Mike Durrett: CONFIDENTIAL

Weekend Hipsters

Friday
We saw Wendy Liebman perform at a club.

The stranger across our table saw me. It was creepy. She kept staring at me. I'm not used to that kind of attention. I was eating with my mouth closed. My legs were crossed. My nose was clean. The caribou antlers were in the car on the hat hook. My shirt of thorns was fashionably tucked under a quilted sweater of Bounce® Gentle Breeze dryer sheets, "all the softening and static control protection of Bounce® with a crisp, light freshness of clothes dried in a cool breeze," as promised by Procter and Gamble, who did not compensate me for this endorsement, ingrates. My chest tresses were professionally thatched. I don't know what she saw in me. Quit it, lady. She's still thinking about me. Quit it, I say!

Saturday
From the transcript of an actual conversation:
Wife: (Proud to be showing me a new white laundry basket with an indentation on one side for comfort when holding it next to the waist.) Look at what I bought. It's called ''The Hipster.'' I love it!
Mike: Well, I'll start making you some dirty clothes, then.
Sunday
At the multiplex, I watched "Along Came Polly," "Teacher's Pet," and 20 minutes of "Looney Tunes: Back in Action." Meanwhile, Donna beheld "The Lord of the Rings: The Return of the King."
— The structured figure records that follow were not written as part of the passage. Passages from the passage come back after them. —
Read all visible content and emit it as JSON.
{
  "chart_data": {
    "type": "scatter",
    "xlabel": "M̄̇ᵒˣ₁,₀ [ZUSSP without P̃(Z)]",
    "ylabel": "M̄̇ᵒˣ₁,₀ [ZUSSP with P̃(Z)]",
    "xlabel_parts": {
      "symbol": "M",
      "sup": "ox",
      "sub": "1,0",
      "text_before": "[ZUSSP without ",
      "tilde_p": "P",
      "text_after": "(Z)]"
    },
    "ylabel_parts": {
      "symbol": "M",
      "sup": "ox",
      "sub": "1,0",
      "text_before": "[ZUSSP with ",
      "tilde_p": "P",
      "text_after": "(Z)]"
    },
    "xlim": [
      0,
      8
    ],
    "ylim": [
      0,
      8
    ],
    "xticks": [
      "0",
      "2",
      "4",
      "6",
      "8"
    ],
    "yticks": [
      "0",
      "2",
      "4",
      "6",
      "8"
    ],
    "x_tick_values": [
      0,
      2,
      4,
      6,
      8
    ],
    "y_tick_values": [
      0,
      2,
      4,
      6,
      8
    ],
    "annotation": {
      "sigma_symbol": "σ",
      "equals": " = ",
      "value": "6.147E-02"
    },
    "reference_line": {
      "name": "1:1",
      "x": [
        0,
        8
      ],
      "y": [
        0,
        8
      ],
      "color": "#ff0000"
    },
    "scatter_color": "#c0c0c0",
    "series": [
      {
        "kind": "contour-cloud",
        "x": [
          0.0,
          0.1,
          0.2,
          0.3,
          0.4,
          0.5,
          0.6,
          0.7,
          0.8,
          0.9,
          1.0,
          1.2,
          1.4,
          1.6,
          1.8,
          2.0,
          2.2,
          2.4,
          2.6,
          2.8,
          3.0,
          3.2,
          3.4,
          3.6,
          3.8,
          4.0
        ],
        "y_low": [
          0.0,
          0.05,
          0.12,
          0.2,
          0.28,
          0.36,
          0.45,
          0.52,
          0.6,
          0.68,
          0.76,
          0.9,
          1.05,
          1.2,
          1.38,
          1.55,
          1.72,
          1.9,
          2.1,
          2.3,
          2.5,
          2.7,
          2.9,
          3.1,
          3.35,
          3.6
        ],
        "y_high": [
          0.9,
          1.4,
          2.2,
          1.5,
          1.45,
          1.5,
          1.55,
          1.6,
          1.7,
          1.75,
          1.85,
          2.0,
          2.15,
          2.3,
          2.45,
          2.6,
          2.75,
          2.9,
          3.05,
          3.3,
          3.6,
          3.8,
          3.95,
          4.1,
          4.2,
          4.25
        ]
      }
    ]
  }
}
I couldn't endure her movie. I enjoyed the LOTR trilogy up until those stoopid walking, talking trees in part two. What's with that H. R. Pufnstuf junk? Where's Witchiepoo? Sheesh, I exited the Frodo flick never to return.

I insist films be realistic, like, say, "Teacher's Pet." It's about a dog who wishes to become a human boy, except the mad doctor fails to adjust for dog years, so the mutt is transformed into an adult. That's logical. The numbers add up. I'm a man of science.